Is anyone using these???

I currently have a 7.1 setup with yamaha ns-333 as my side and rear surrounds. BB near me has the Def Tech Bipolar speakers on sale for $195 a piece, and have heard nothing but good things about bipolar speakers. I was wondering if buying the Def Techs and using them as my side surrounds would wpuld make since.

Thanks
Jeff


----------



## eurovw89 (Feb 25, 2010)

One thing I did notice is my yamaha speakers o are 6ohms and the Def Techs are 8ohms.....would this cause an issue


----------



## nova (Apr 30, 2006)

I have hybrid bi-pole/di-pole speakers in my system and like them very much but they are not Def Tech. I really like bi/di side surround speakers in a home theater system so I'd say go for it. Would not worry about the Ohm ratings.


----------



## eurovw89 (Feb 25, 2010)

nova said:


> I have hybrid bi-pole/di-pole speakers in my system and like them very much but they are not Def Tech.
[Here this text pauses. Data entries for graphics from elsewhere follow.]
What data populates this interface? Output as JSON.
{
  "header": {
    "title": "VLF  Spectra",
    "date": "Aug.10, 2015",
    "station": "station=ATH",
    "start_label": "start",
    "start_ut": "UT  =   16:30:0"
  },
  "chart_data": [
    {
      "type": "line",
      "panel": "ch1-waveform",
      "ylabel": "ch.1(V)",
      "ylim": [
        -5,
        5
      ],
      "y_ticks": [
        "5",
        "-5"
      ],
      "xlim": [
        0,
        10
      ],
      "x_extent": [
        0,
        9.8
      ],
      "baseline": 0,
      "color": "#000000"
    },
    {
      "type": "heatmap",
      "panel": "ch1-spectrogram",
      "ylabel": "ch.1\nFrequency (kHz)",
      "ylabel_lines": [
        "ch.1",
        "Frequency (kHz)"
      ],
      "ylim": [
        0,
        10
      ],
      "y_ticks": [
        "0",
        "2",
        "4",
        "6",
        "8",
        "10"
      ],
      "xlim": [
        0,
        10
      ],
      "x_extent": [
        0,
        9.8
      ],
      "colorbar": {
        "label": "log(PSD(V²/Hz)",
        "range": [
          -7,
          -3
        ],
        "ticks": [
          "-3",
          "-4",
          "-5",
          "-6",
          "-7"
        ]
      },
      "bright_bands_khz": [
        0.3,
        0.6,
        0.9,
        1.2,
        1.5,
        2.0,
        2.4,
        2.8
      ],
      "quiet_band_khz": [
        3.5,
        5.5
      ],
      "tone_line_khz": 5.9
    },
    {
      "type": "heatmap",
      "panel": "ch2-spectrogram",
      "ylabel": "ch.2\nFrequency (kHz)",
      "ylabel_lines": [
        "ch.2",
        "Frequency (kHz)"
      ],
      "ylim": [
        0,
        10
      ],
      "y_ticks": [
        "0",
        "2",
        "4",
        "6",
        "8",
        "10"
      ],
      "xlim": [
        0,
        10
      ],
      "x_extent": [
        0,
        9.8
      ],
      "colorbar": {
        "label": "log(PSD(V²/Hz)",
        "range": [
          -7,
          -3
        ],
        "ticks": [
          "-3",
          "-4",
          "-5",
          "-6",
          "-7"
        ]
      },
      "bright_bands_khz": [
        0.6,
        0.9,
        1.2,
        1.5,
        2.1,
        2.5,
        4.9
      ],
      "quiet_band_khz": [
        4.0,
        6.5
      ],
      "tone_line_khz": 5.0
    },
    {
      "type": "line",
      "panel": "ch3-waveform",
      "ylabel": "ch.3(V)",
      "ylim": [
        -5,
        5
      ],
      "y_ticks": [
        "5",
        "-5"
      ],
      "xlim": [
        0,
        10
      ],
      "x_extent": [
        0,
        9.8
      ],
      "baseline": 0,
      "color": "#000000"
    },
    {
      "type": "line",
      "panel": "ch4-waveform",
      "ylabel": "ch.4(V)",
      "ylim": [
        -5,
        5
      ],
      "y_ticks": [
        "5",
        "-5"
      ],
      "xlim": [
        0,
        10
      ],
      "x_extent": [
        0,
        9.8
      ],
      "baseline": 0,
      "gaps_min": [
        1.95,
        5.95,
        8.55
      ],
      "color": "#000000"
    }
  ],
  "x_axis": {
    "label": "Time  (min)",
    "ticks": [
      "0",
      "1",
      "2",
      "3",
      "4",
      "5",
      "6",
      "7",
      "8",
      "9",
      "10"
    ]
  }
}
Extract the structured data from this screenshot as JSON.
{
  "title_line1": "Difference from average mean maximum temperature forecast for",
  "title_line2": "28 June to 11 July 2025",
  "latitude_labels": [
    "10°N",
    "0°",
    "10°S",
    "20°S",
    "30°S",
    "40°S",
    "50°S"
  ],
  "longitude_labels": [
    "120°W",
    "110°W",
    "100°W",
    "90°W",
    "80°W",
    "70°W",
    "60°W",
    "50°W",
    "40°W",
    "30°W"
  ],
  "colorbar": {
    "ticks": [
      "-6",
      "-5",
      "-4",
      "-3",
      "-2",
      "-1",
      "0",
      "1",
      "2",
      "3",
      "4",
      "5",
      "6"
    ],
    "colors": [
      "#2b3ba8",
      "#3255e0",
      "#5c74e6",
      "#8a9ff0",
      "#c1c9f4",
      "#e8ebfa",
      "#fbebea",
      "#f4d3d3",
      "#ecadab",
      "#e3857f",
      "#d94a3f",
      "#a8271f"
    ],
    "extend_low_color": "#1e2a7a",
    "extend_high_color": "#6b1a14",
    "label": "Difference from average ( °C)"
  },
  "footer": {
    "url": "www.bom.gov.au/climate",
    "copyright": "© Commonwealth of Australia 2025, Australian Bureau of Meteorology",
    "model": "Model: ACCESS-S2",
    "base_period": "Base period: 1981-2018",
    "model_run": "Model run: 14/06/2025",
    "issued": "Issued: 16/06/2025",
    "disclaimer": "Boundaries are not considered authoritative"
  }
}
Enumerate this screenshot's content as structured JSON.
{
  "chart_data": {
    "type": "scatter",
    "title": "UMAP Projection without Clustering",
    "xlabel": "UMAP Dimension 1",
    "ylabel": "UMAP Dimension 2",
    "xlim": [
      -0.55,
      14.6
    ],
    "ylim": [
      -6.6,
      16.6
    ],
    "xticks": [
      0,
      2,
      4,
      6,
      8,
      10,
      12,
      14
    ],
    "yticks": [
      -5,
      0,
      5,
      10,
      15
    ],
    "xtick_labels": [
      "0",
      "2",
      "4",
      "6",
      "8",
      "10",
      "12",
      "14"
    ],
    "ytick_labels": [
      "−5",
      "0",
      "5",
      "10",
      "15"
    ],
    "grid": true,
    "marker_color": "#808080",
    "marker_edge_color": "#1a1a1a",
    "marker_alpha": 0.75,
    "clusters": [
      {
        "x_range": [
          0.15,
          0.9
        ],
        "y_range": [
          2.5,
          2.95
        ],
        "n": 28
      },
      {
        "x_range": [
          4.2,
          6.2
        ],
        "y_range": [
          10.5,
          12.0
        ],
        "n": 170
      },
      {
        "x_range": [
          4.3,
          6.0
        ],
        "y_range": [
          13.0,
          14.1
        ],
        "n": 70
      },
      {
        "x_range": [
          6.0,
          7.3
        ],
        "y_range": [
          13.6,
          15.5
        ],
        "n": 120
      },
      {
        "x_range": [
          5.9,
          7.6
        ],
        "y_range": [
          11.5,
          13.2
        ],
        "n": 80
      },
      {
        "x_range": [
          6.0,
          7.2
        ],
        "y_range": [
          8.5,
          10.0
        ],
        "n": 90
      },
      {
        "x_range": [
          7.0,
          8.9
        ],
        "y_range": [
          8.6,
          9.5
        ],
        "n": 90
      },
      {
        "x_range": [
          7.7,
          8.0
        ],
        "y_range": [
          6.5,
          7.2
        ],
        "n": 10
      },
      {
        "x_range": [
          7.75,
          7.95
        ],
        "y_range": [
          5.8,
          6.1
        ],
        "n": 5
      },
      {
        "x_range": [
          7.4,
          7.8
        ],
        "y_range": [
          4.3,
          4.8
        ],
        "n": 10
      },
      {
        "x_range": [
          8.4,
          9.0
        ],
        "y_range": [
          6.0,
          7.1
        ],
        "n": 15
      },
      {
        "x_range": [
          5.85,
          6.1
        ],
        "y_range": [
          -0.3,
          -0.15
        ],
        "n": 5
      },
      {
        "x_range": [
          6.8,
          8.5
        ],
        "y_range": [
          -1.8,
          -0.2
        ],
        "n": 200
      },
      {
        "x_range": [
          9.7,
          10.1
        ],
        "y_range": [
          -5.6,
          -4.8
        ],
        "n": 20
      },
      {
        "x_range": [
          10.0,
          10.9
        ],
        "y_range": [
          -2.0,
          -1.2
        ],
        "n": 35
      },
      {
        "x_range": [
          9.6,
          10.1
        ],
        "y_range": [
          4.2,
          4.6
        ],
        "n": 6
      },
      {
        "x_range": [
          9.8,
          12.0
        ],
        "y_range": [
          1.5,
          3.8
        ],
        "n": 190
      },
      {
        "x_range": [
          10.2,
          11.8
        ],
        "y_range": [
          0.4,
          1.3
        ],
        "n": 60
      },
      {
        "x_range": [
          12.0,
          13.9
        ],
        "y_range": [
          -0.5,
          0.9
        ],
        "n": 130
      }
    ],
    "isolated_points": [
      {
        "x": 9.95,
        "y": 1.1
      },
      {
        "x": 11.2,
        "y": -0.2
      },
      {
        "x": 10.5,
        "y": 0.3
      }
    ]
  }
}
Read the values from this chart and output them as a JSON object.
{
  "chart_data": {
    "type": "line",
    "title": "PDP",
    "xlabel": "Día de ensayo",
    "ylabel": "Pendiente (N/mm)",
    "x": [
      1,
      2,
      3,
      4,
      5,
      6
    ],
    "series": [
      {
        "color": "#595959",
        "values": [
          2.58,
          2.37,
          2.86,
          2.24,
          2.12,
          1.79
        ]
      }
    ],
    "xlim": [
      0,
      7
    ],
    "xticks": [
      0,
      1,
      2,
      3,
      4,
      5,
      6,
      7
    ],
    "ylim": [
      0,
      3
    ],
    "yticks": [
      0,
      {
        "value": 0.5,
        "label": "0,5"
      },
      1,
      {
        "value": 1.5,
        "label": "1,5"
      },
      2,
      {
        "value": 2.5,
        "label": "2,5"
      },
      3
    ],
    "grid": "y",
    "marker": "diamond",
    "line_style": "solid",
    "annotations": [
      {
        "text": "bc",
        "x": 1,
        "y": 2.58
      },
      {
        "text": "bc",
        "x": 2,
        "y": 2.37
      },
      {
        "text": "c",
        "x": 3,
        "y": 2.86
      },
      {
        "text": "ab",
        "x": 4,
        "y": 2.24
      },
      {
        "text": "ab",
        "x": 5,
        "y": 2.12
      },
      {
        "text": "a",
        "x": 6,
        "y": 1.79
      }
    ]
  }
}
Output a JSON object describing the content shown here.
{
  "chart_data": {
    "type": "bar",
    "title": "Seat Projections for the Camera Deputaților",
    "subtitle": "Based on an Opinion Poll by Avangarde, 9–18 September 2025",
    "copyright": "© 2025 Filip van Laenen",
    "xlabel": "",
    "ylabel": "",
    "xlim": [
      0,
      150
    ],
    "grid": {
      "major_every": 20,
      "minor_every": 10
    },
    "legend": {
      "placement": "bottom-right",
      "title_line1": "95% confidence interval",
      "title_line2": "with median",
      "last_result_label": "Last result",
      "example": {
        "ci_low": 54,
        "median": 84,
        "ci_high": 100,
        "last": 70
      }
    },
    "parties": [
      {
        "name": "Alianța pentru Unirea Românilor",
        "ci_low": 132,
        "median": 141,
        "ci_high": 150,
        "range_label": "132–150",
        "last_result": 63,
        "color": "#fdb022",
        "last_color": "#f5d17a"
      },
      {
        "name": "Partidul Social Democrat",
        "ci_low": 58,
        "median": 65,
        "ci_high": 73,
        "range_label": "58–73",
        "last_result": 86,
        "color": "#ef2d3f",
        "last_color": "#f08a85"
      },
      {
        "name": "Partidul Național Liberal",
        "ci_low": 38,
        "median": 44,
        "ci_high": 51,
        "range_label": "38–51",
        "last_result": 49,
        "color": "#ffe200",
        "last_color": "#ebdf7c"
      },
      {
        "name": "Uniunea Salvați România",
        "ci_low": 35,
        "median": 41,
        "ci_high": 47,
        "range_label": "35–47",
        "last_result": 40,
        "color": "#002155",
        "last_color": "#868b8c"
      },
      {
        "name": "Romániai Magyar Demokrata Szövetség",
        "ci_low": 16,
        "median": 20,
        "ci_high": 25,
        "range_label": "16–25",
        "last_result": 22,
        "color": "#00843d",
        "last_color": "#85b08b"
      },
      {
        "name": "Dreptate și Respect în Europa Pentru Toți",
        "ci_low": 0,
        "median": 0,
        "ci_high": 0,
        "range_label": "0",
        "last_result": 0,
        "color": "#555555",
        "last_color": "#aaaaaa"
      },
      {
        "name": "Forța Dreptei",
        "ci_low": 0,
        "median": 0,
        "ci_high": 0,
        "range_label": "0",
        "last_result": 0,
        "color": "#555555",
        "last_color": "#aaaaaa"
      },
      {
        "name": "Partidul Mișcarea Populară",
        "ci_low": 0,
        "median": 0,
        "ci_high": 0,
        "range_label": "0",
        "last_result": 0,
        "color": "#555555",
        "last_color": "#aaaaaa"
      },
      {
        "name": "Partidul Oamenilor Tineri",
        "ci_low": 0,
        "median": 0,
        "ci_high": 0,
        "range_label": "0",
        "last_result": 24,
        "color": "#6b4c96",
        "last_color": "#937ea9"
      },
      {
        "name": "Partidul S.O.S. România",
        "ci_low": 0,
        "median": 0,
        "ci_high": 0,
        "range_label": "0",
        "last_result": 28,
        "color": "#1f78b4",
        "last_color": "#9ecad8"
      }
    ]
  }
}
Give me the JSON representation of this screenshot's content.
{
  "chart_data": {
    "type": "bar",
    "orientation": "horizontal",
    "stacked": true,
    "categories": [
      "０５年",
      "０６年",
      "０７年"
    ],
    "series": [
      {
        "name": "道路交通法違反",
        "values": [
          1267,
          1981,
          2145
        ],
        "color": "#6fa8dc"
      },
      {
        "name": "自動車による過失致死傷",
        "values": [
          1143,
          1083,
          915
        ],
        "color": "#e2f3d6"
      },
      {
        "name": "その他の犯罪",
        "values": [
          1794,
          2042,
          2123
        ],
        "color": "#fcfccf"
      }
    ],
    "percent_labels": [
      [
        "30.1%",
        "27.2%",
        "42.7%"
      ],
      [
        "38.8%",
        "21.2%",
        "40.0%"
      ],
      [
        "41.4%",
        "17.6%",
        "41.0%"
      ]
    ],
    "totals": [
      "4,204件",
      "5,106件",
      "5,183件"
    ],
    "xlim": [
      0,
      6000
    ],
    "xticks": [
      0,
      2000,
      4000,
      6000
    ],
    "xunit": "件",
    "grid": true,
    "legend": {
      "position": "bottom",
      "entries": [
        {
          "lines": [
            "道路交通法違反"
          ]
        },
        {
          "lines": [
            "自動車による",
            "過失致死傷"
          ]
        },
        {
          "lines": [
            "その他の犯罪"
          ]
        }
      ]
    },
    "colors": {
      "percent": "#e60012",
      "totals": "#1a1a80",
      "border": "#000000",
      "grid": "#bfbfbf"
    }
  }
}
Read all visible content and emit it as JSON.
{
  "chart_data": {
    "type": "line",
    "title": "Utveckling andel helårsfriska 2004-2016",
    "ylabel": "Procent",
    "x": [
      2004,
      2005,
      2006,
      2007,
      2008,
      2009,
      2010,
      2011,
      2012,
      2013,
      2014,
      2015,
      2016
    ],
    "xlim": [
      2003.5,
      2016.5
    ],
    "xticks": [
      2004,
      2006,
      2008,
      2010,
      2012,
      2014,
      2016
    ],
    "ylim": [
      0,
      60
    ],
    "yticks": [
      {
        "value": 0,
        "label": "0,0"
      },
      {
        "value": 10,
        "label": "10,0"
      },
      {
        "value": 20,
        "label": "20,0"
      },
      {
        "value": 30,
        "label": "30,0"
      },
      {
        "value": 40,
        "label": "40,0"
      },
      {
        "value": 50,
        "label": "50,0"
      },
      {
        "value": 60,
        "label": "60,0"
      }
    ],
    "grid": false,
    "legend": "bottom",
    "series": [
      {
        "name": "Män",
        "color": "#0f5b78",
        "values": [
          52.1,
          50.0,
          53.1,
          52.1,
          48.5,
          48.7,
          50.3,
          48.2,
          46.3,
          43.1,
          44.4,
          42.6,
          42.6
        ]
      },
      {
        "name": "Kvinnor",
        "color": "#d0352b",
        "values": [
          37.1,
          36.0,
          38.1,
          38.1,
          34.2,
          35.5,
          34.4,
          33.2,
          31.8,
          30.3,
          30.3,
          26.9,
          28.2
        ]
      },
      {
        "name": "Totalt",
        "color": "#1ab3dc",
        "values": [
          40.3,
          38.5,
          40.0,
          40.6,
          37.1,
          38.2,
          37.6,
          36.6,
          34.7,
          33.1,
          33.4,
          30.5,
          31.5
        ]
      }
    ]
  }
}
I really like bi/di side surround speakers in a home theater system so I'd say go for it. Would not worry about the Ohm ratings.


7.1 or 5.1? and are you using them as sides, rears or both?


----------



## nova (Apr 30, 2006)

I have a 5.1 but my surrounds are mounted directly to the side of seating position, about 3 ft above ear level, so I sit in the null.


----------



## RatTerrier (Jun 26, 2013)

I have all the Def Tech BP8080ST speakers in my living room. They're really nice! Crisp clear sounds everywhere. Sounds like the price is right on them, I dont think you'll be disappointed in getting them.


----------



## bamabum (Dec 7, 2012)

I use them in my theater and the sound is great.


----------